Of course, Dr. Zavos' cavalier attitude toward developing life is not the biggest threat here. To Dr. West, Dr. Okarma and others, the problem of a 99%+ death rate can be solved by making sure it rises to 100%–cloning human embryos only for research that will destroy them. In some circles today, that qualifies as ethically responsible science.

The Law on Cloning

Several years ago, when cloning was last in the headlines, President Clinton assured the American public that he was opposed to cloning humans and ordered a five-year moratorium, as recommended by the National Bioethics Advisory Commission (NBAC). But this moratorium was all talk and no substance. For one thing, it was voluntary. More importantly, it covered only the use of cloning to produce a "child," by which Clinton and NBAC meant live-born child. Thus it still allows unlimited cloning to produce human embryos, so long as the embryos are then destroyed. Such experiments can be used to refine the procedure and test its likelihood of causing birth defects. After years ofdestructive experiments, the ban on allowing live birth can be reconsidered. Instead of being a ban on cloning, the moratorium amounts to a permission slip for experimenting on embryos and a mandate for destroying them.

Some foreign countries have banned human cloning, but typically "reproductive" cloning only. Some states, like California and Rhode Island, have taken that approach, while newer laws in Michigan and Virginia offer a real ban on creating new human beings by cloning. A bill introduced in 1998 by Senators Kennedy and Feinstein to prohibit transferring a cloned human embryo to "a woman's uterus" would allow researchers to clone embryos and experiment on them without limit. The law would be violated only if they failed to throw away the embryos afterwards.
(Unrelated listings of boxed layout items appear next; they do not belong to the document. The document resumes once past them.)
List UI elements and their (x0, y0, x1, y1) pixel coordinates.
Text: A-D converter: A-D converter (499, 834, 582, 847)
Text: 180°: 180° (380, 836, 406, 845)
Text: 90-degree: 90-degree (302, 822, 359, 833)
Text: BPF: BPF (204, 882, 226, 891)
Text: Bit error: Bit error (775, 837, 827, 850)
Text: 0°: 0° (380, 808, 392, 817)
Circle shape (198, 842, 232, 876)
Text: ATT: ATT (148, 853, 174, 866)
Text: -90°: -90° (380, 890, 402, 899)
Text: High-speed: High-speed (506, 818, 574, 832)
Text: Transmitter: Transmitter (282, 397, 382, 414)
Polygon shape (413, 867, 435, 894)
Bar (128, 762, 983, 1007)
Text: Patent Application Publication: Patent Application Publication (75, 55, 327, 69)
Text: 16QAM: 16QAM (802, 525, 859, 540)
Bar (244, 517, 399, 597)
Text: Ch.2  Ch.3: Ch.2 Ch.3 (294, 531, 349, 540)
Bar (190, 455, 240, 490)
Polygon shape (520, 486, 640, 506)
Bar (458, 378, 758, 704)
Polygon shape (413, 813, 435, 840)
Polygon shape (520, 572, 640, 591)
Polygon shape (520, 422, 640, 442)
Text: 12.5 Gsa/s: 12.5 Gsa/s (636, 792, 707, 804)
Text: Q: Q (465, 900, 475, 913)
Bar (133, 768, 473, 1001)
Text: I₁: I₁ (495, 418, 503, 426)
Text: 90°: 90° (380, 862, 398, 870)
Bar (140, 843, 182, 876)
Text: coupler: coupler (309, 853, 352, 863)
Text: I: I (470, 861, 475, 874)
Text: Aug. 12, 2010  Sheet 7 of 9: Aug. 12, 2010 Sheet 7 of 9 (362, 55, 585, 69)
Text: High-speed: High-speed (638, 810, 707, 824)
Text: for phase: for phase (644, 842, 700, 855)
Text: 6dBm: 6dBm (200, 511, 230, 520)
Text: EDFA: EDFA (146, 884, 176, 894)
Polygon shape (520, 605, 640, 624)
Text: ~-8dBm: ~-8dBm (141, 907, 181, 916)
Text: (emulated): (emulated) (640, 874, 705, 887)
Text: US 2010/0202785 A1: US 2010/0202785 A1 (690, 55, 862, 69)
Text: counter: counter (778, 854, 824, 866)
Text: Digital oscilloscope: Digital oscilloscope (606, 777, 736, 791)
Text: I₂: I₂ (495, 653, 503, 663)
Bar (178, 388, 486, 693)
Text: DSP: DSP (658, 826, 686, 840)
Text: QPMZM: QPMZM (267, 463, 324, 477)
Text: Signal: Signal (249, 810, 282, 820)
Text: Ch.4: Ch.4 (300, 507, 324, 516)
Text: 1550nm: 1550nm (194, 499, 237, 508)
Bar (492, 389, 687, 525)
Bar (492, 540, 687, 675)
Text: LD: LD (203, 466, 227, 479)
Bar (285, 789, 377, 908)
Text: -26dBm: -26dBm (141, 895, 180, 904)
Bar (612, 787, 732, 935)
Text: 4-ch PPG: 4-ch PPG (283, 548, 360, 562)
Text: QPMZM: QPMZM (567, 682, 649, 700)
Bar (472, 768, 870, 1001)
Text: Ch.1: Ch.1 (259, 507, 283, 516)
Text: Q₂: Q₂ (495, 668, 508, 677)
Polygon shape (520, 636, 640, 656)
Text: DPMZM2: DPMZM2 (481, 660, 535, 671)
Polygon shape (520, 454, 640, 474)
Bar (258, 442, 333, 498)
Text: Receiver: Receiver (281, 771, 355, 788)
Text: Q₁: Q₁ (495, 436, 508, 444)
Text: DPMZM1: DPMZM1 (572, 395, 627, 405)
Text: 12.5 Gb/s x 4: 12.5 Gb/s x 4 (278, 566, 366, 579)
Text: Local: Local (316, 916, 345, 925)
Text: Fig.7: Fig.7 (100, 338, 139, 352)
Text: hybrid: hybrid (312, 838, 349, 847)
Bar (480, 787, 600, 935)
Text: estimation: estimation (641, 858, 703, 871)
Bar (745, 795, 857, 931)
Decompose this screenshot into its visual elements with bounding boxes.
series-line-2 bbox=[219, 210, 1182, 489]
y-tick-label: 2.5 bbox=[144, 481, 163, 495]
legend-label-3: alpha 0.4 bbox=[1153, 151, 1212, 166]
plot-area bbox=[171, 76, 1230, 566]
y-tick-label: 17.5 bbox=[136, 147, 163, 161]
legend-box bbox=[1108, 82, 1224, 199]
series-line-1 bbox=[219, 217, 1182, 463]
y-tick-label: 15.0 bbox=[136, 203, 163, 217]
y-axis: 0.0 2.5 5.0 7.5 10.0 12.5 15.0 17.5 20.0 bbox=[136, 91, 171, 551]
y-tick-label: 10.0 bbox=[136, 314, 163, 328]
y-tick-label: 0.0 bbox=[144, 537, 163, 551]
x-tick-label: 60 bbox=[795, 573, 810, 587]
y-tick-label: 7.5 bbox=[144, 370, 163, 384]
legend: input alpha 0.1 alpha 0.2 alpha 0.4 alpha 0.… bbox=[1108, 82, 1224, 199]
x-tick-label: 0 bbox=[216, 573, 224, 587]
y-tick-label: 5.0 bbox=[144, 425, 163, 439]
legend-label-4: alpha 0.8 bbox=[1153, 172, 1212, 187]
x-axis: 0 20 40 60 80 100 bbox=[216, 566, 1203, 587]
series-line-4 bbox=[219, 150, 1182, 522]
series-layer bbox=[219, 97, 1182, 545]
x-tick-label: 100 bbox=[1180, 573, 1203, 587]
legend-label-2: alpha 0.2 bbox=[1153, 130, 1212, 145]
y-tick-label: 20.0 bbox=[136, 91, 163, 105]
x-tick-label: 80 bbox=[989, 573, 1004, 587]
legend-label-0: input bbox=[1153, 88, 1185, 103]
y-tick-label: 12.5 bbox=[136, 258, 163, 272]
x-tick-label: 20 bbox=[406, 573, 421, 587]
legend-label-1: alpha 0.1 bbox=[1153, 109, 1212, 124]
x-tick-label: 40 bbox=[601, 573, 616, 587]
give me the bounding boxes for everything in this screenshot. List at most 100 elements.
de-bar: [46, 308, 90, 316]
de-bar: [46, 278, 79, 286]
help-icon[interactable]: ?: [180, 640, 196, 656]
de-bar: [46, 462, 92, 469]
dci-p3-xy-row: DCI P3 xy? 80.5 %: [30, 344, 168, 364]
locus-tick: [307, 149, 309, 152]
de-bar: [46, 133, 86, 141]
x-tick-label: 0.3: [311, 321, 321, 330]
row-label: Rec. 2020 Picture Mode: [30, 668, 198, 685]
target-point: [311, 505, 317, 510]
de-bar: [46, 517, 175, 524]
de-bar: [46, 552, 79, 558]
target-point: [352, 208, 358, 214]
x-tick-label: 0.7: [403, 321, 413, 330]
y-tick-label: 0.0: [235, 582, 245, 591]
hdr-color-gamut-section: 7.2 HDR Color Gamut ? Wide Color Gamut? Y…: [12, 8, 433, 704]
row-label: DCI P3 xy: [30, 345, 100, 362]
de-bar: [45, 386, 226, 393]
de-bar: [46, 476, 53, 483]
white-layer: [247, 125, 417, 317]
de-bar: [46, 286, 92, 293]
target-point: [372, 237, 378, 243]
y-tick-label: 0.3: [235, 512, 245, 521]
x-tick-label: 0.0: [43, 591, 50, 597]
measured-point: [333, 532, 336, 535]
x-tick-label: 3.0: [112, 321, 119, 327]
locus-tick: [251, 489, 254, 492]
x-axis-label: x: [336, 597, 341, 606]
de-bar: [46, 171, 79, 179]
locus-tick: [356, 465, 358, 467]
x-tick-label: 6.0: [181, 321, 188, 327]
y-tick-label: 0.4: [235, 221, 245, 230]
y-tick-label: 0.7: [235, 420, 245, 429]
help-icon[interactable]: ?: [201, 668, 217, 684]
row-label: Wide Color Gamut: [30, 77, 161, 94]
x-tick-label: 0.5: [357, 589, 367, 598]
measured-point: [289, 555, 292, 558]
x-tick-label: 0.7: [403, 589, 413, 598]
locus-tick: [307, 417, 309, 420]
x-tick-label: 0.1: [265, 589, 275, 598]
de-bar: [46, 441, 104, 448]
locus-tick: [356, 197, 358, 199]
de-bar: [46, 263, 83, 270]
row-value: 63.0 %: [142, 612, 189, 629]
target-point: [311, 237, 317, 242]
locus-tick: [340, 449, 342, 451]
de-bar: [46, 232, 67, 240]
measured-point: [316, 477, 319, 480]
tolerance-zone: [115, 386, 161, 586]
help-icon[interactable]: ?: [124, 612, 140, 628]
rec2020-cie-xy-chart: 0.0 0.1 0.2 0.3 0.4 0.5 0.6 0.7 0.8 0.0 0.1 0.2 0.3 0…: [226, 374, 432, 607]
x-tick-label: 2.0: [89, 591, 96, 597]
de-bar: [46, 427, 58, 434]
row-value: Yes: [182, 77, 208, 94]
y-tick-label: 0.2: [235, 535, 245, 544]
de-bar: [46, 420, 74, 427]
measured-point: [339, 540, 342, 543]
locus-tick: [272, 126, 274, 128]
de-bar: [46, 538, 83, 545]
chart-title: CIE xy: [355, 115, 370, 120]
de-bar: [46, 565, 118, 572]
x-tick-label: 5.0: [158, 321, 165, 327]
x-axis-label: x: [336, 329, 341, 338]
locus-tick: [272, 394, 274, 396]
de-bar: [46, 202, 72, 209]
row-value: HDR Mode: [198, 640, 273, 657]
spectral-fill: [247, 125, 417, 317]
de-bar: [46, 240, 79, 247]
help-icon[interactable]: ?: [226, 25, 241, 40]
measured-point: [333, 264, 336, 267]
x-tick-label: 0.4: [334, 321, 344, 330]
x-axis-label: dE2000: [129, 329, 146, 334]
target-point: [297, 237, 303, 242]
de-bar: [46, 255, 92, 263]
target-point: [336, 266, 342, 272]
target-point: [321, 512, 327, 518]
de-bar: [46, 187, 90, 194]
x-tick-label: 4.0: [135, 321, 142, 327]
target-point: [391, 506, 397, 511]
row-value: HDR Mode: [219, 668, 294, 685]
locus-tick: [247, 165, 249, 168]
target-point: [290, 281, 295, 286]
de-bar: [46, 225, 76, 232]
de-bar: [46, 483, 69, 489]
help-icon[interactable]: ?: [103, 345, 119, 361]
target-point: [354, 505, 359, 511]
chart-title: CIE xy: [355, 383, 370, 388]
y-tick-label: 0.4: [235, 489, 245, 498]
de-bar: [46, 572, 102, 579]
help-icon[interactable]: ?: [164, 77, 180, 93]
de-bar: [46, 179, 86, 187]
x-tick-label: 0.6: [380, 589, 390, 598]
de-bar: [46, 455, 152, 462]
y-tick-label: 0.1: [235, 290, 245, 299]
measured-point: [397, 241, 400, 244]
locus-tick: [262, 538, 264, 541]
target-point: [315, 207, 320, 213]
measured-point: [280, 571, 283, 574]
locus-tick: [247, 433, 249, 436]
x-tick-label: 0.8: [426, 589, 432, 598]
Pro-life Senators (Bond, Frist and Lott) introduced a well-crafted bill that would actually ban the use of cloning to produce human embryos, instead of banning live birth for embryos already produced by cloning. The bill died under intense lobbying pressure from the biotech industry and its supporters in academia. These groups confused the debate greatly with false claims that a true human cloning ban would cut off promising areas of research involving the production of animals other than humans, molecules, and cells and tissues other than human.

Now that Congress's interest in cloning has revived we can expect to see a renewed debate on what it means to "ban" human cloning. Will we try to prevent scientists from creating humans by cloning, or only try to kill the resulting clones?